SPOTLIGHT | Assessing Tea Digitally
A half dozen critical tea supply chain handoffs require quality control assessments By producers and processors, traders, wholesale buyers, and retailers. Ascertaining and predicting tea quality at each step is time-sensitive, laborious, and expensive. Newly developed cloud-based predictive and prescriptive profilers powered by artificial intelligence are redefining transactions by offering buyers and sellers unbiased reference points. These portable devices expedite quality assessment by producing an affordable digital profile that is as unique as a fingerprint and traceable. Profiles combine tasting notes and test results on-site in minutes.
Tea Biz invited the development team at ProfilePrint in Singapore to describe their technology and its application to tea. Sherman Ho, Chief Science and Technology Officer, Ellis Chua, Chief Commercial Officer, and Hoe Phong Tham, Head of Corporate at Profile Print, joined us for the briefing with tea buyer Ravi Pillai, Director of Quality and Development at DAVIDsTea in Montreal.
ProfilePrint Founder Alan Lai is a pioneer in digital food identity as a service (IDassS), which uses AI-driven portable analyzers to gather complex molecular data from ingredient samples. The result is a digital fingerprint that establishes the identity and predicts the quality of rice, grains, seeds (including coffee and cocoa), tea leaves, spices, and oils.

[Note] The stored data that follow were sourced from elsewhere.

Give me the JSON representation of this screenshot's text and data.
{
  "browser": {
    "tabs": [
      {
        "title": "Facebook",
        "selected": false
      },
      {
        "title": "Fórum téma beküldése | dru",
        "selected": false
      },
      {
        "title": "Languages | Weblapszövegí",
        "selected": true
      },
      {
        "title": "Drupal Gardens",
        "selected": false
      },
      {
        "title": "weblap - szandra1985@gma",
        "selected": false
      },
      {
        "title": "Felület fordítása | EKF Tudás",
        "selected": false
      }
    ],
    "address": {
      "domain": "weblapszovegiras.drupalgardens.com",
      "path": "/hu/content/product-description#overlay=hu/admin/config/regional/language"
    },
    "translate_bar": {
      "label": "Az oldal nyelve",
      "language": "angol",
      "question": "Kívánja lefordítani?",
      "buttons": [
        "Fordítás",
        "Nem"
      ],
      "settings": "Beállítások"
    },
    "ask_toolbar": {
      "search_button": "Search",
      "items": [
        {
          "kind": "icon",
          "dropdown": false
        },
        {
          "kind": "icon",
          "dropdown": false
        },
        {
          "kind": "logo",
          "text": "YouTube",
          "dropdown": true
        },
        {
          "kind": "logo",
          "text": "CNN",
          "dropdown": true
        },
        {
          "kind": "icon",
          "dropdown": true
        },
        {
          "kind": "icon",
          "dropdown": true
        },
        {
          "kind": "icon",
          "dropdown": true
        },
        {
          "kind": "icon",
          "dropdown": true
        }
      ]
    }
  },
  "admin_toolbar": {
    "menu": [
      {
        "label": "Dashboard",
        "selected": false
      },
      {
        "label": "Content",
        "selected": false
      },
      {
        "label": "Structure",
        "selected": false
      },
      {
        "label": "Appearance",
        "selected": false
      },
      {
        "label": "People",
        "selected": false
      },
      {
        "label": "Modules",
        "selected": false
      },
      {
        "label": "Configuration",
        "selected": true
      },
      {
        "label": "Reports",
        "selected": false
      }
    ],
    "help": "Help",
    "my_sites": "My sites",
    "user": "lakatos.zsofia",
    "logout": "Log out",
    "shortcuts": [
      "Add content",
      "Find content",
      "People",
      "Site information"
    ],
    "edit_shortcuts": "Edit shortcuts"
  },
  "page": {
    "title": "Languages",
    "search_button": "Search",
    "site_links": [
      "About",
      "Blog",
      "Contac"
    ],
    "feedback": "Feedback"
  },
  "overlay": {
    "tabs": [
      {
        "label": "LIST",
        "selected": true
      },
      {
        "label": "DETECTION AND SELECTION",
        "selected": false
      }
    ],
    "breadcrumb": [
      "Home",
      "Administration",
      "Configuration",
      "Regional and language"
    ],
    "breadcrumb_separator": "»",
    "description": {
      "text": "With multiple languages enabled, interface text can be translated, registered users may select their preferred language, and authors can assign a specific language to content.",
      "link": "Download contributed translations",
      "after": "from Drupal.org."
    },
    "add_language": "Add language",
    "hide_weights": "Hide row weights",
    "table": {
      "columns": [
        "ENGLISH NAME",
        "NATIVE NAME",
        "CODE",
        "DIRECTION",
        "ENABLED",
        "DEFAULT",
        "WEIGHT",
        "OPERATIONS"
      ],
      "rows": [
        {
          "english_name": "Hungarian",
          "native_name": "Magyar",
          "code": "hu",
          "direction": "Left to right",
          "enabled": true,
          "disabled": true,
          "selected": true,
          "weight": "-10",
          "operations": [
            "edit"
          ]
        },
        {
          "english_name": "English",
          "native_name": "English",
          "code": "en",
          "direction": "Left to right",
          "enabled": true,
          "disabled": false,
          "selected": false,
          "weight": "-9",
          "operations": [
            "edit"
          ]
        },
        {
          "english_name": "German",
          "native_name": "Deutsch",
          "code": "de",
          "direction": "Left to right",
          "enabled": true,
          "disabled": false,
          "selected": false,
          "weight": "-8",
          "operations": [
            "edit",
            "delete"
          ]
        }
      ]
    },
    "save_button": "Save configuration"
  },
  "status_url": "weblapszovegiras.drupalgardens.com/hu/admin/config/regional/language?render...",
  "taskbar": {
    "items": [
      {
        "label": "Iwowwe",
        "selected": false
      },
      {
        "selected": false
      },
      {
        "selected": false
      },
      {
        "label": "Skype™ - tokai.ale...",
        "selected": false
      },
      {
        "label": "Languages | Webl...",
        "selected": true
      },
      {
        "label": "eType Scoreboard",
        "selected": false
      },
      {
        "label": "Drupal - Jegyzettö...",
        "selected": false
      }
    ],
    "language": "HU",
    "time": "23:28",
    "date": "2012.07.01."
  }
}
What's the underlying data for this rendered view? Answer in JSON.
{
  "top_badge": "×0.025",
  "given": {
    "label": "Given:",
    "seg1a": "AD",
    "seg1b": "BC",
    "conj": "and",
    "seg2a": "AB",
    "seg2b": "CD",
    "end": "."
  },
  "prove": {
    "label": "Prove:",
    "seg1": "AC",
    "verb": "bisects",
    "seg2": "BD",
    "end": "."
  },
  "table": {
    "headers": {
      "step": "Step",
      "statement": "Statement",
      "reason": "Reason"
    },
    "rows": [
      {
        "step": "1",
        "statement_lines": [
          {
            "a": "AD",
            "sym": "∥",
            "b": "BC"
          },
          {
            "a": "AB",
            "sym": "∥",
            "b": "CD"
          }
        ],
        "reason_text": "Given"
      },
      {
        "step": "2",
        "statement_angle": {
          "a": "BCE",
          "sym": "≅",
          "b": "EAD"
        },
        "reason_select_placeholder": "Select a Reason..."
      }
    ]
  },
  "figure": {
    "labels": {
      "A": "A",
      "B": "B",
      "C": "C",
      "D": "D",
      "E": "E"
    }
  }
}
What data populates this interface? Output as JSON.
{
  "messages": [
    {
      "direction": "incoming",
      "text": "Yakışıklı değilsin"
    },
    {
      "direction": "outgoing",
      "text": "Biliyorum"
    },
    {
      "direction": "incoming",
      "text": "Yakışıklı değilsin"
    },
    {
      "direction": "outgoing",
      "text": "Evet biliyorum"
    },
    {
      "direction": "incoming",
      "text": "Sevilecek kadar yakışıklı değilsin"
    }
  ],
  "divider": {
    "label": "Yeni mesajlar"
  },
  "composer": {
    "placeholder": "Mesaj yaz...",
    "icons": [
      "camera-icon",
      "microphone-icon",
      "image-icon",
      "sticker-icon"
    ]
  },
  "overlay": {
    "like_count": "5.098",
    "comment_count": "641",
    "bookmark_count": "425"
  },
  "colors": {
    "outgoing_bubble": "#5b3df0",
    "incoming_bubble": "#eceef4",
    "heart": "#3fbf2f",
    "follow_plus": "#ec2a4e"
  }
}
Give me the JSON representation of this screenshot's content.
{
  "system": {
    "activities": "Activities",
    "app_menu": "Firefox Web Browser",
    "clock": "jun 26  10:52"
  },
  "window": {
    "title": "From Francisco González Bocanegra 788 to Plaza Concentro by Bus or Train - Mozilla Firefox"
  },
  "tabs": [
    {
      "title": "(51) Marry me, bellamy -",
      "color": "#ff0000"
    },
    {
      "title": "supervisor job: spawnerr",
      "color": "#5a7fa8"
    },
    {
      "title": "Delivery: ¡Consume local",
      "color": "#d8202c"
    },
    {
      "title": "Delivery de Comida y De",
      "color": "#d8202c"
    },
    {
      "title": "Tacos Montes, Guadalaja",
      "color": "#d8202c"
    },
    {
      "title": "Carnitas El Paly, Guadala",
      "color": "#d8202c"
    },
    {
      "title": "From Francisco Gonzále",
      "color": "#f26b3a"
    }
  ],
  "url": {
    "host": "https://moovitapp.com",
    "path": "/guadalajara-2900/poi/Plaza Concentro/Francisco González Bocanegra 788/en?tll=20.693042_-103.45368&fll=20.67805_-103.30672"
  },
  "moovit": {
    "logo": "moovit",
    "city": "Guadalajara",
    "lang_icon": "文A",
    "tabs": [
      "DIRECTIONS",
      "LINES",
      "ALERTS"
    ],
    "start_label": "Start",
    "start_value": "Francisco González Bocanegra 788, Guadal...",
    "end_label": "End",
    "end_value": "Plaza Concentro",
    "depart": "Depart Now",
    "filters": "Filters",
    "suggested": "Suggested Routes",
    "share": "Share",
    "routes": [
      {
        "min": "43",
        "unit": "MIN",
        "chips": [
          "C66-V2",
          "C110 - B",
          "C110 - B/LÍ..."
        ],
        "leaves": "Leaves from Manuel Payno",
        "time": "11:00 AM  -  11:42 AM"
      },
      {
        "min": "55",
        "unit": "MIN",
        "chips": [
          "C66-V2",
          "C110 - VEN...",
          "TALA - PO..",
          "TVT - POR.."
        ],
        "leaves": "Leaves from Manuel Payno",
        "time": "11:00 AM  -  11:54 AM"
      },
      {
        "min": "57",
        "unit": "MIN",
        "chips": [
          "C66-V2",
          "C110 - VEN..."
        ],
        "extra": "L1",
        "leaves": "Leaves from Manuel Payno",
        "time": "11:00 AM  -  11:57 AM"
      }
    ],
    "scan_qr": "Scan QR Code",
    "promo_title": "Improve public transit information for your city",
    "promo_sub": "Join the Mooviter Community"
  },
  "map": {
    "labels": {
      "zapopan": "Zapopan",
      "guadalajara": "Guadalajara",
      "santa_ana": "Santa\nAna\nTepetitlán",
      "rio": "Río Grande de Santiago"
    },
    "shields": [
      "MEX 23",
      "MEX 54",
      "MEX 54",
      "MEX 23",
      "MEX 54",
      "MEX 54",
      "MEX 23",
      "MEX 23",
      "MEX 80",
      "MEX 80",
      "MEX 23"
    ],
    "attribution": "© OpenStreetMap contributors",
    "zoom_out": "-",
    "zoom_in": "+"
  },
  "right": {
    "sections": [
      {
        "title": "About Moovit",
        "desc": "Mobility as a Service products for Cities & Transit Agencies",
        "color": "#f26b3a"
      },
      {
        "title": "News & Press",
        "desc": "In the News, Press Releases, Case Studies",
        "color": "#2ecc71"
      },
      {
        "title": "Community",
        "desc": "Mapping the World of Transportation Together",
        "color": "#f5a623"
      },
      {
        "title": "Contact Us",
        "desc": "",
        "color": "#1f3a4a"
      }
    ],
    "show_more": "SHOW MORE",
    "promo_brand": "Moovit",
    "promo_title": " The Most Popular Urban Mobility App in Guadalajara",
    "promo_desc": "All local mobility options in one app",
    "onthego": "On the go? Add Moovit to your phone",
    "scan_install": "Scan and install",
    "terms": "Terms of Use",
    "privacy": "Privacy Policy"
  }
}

Alan explains that the objective is not to replace tasters who manually evaluate hundreds of cups daily, combining art and skill beyond the existing technology. The hyperspectral analysis is comparable to an off-site lab, but buyers and sellers benefit most from combining an organoleptic assessment to create a model of what they want. Sellers create a model of what they offer in a digital marketplace where matches are made in milliseconds.
The analyzers also reduce repetitive and mundane tasks like screening out undesirable samples before the meticulous preparation required for cupping. “Our clients view ProfilePrint as an apprentice who is ready to learn and helps complete tasks the same way we would have done them ourselves, freeing us up to focus on the more complex tasks,” he said. “Industry professionals don't enjoy mundane and repetitive jobs, but they still prefer to personally complete them as much as practically possible because it's difficult to rely on others when they are ultimately still held responsible.” Trusting and training an apprentice takes years without the certainty that it will always succeed,” writes Lai.